To perform your fit, you would do

a,b,cov_00,cov_11,cov_01,chi2 = wlinear_fit(x_list,y_list,1.0/y_err**2)

Which will return the best estimate for the coefficients a (the intercept) and b (the slope) of the linear regression, along with the elements of the covariance matrix cov_00, cov_01 and cov_11. The best estimate on the error on a is then the square root of cov_00 and the one on b is the square root of cov_11. The weighted sum of the residuals is returned in the chi2 variable.

IMPORTANT: this function accepts inverse variances, not the inverse standard deviations as the weights for the data points.

1
votes

sklearn.linear_model.LinearRegression supports specification of weights during fit:

x_data = np.array(x_list).reshape(-1, 1)  # The model expects shape (n_samples, n_features).
y_data = np.array(y_list)
y_err  = np.array(y_err)

model = LinearRegression()
model.fit(x_data, y_data, sample_weight=1/y_err)

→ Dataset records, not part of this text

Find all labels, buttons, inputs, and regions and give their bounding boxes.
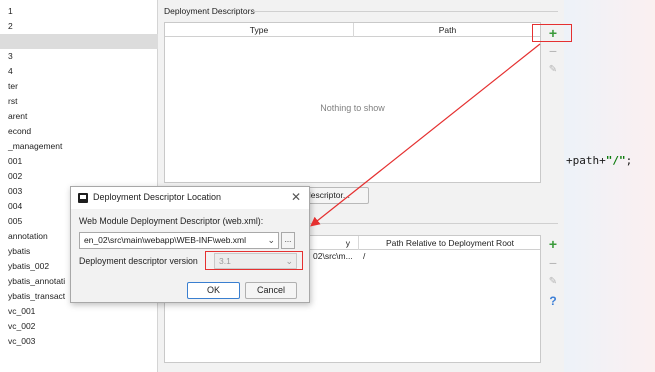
- column-type[interactable]: Type: [165, 23, 354, 37]
- dialog-title: Deployment Descriptor Location: [93, 192, 222, 202]
- descriptor-version-value: 3.1: [219, 256, 231, 266]
- deployment-descriptors-title: Deployment Descriptors: [164, 6, 255, 16]
- tree-item[interactable]: _management: [0, 139, 158, 154]
- empty-table-text: Nothing to show: [320, 103, 385, 113]
- add-web-resource-icon[interactable]: +: [544, 235, 562, 253]
- code-suffix: ;: [625, 154, 633, 167]
- tree-item[interactable]: econd: [0, 124, 158, 139]
- ok-button[interactable]: OK: [187, 282, 240, 299]
- tree-item[interactable]: 002: [0, 169, 158, 184]
- column-path[interactable]: Path: [354, 23, 541, 37]
- help-icon[interactable]: ?: [544, 292, 562, 310]
- editor-background: [564, 0, 655, 372]
- tree-item[interactable]: 2: [0, 19, 158, 34]
- code-prefix: +path+: [566, 154, 606, 167]
- descriptors-toolbar: + − ✎: [544, 24, 562, 84]
- table-header: Type Path: [165, 23, 540, 37]
- column-path-relative[interactable]: Path Relative to Deployment Root: [359, 236, 541, 250]
- descriptor-path-combo[interactable]: en_02\src\main\webapp\WEB-INF\web.xml ⌄: [79, 232, 279, 249]
- table-row-relative-path[interactable]: /: [363, 250, 365, 263]
- descriptor-path-value: en_02\src\main\webapp\WEB-INF\web.xml: [84, 235, 247, 245]
- tree-item[interactable]: vc_002: [0, 319, 158, 334]
- tree-item[interactable]: [0, 34, 158, 49]
- chevron-down-icon[interactable]: ⌄: [267, 233, 275, 248]
- tree-item[interactable]: 001: [0, 154, 158, 169]
- tree-item[interactable]: vc_003: [0, 334, 158, 349]
- remove-descriptor-icon[interactable]: −: [544, 42, 562, 60]
- add-descriptor-icon[interactable]: +: [544, 24, 562, 42]
- cancel-button[interactable]: Cancel: [245, 282, 297, 299]
- code-string-literal: "/": [605, 154, 626, 167]
- tree-item[interactable]: arent: [0, 109, 158, 124]
- browse-button[interactable]: ...: [281, 232, 295, 249]
- tree-item[interactable]: rst: [0, 94, 158, 109]
- deployment-descriptor-location-dialog: Deployment Descriptor Location ✕ Web Mod…: [70, 186, 310, 303]
- tree-item[interactable]: vc_001: [0, 304, 158, 319]
- tree-item[interactable]: 1: [0, 4, 158, 19]
- web-resources-toolbar: + − ✎ ?: [544, 235, 562, 311]
- code-line: +path+"/";: [566, 154, 632, 167]
- tree-item[interactable]: 3: [0, 49, 158, 64]
- dialog-titlebar[interactable]: Deployment Descriptor Location ✕: [71, 187, 309, 209]
- close-icon[interactable]: ✕: [291, 190, 301, 204]
- table-row-directory[interactable]: 02\src\m...: [313, 250, 353, 263]
- section-divider: [253, 11, 558, 12]
- edit-descriptor-icon[interactable]: ✎: [544, 61, 562, 79]
- tree-item[interactable]: 4: [0, 64, 158, 79]
- tree-item[interactable]: ter: [0, 79, 158, 94]
- remove-web-resource-icon[interactable]: −: [544, 254, 562, 272]
- edit-web-resource-icon[interactable]: ✎: [544, 273, 562, 291]
- chevron-down-icon[interactable]: ⌄: [285, 254, 293, 268]
- deployment-descriptors-table[interactable]: Type Path Nothing to show: [164, 22, 541, 183]
- intellij-app-icon: [78, 193, 88, 203]
- descriptor-path-label: Web Module Deployment Descriptor (web.xm…: [79, 216, 264, 226]
- descriptor-version-label: Deployment descriptor version: [79, 256, 198, 266]
- descriptor-version-select[interactable]: 3.1 ⌄: [214, 253, 297, 269]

Here the sample weight is specified as 1 / y_err. Different versions are possible and often it's a good idea to clip these sample weights to a maximum value in case the y_err varies strongly or has small outliers:

sample_weight = 1 / y_err
sample_weight = np.minimum(sample_weight, MAX_WEIGHT)

where MAX_WEIGHT should be determined from your data (by looking at the y_err or 1 / y_err distributions, e.g. if they have outliers they can be clipped).

0
votes

I found this document helpful in understanding and setting up my own weighted least squares routine (applicable for any programming language).

Typically learning and using optimized routines is the best way to go but there are times where understanding the guts of a routine is important.